Comparing LLM prompting with Cross-lingual transfer performance on Indigenous and Low-resource Brazilian Languages
David Ifeoluwa Adelani, A. Seza Doğruöz, André Coneglian, Atul Kr. Ojha
TL;DR
This study evaluates how prompting a large language model (GPT-4) and cross-lingual transfer from English and Brazilian Portuguese perform POS tagging on 12 Brazilian low-resource languages, plus 2 African LRLs and 2 HRLs. It leverages UD-based evaluation sets and Bible corpora for language adaptation, comparing Prompting, Cross-lingual Transfer, and Language Adaptive Fine-Tuning (LAFT). The results show HRLs achieve high accuracy (>90%), while LRLs remain substantially lower (<~34%), though LAFT can boost several languages by 3–12 points; GPT-4 offers modest improvements over basic transfer.
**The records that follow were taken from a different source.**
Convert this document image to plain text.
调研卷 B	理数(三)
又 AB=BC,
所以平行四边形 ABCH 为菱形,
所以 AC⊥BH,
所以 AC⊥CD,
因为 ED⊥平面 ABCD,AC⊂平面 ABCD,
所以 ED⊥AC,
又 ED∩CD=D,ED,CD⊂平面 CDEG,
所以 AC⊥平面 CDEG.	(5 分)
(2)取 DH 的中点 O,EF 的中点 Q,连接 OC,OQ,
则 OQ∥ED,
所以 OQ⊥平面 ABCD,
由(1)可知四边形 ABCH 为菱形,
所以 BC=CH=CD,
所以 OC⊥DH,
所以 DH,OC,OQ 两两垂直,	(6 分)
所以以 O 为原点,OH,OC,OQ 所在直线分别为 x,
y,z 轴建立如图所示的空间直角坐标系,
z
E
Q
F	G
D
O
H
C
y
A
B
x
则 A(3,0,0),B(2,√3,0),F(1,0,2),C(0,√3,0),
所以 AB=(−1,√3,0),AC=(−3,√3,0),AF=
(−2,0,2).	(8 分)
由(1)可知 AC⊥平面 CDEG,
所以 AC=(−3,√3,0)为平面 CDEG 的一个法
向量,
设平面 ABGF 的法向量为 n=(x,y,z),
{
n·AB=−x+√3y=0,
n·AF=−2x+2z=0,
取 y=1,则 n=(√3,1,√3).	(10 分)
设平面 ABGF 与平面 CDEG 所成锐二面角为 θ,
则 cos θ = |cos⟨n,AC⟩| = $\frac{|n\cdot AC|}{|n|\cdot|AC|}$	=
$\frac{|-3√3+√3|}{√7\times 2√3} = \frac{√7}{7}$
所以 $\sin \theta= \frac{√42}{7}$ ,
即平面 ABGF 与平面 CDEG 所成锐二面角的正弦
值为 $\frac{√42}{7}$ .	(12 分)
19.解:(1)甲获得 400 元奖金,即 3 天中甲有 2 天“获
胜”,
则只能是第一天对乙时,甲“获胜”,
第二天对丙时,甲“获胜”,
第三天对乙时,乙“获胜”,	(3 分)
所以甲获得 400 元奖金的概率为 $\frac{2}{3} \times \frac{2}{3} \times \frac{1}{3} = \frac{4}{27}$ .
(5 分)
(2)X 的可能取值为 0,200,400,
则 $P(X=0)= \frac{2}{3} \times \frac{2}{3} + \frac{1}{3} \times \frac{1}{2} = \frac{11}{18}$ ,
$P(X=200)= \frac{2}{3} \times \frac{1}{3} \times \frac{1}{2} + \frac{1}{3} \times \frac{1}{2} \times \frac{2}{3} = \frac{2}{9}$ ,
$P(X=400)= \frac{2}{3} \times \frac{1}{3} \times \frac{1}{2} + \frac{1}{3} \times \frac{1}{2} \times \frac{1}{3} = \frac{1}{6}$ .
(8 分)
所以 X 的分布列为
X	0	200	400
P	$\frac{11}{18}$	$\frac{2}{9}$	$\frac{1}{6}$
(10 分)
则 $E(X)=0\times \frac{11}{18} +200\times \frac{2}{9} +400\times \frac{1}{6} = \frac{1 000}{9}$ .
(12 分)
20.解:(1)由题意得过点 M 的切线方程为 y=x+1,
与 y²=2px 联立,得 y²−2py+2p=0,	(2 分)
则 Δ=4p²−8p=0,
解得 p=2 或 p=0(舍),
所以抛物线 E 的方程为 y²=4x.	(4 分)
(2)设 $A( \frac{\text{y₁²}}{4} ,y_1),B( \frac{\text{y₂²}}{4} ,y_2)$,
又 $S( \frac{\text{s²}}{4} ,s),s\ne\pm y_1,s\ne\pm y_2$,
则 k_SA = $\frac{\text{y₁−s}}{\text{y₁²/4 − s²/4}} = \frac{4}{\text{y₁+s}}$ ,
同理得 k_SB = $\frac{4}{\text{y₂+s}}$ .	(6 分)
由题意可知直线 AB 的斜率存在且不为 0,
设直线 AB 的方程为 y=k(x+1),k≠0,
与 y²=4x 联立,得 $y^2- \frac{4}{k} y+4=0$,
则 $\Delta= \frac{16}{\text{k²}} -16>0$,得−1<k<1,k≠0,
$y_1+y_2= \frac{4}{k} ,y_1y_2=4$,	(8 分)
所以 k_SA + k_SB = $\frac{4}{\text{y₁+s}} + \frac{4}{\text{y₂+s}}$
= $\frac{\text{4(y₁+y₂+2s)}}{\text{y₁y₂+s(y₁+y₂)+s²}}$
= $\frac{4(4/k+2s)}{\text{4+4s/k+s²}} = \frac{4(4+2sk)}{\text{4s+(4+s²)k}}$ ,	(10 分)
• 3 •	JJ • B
The work highlights the substantial data gaps for LRLs and suggests that targeted language resources and small-scale annotation could meaningfully enhance cross-lingual POS tagging for indigenous and low-resource languages.
Abstract
Large Language Models are transforming NLP for a variety of tasks. However, how LLMs perform NLP tasks for low-resource languages (LRLs) is less explored. In line with the goals of the AmericasNLP workshop, we focus on 12 LRLs from Brazil, 2 LRLs from Africa and 2 high-resource languages (HRLs) (e.g., English and Brazilian Portuguese). Our results indicate that the LLMs perform worse for the part of speech (POS) labeling of LRLs in comparison to HRLs. We explain the reasons behind this failure and provide an error analysis through examples observed in our data set.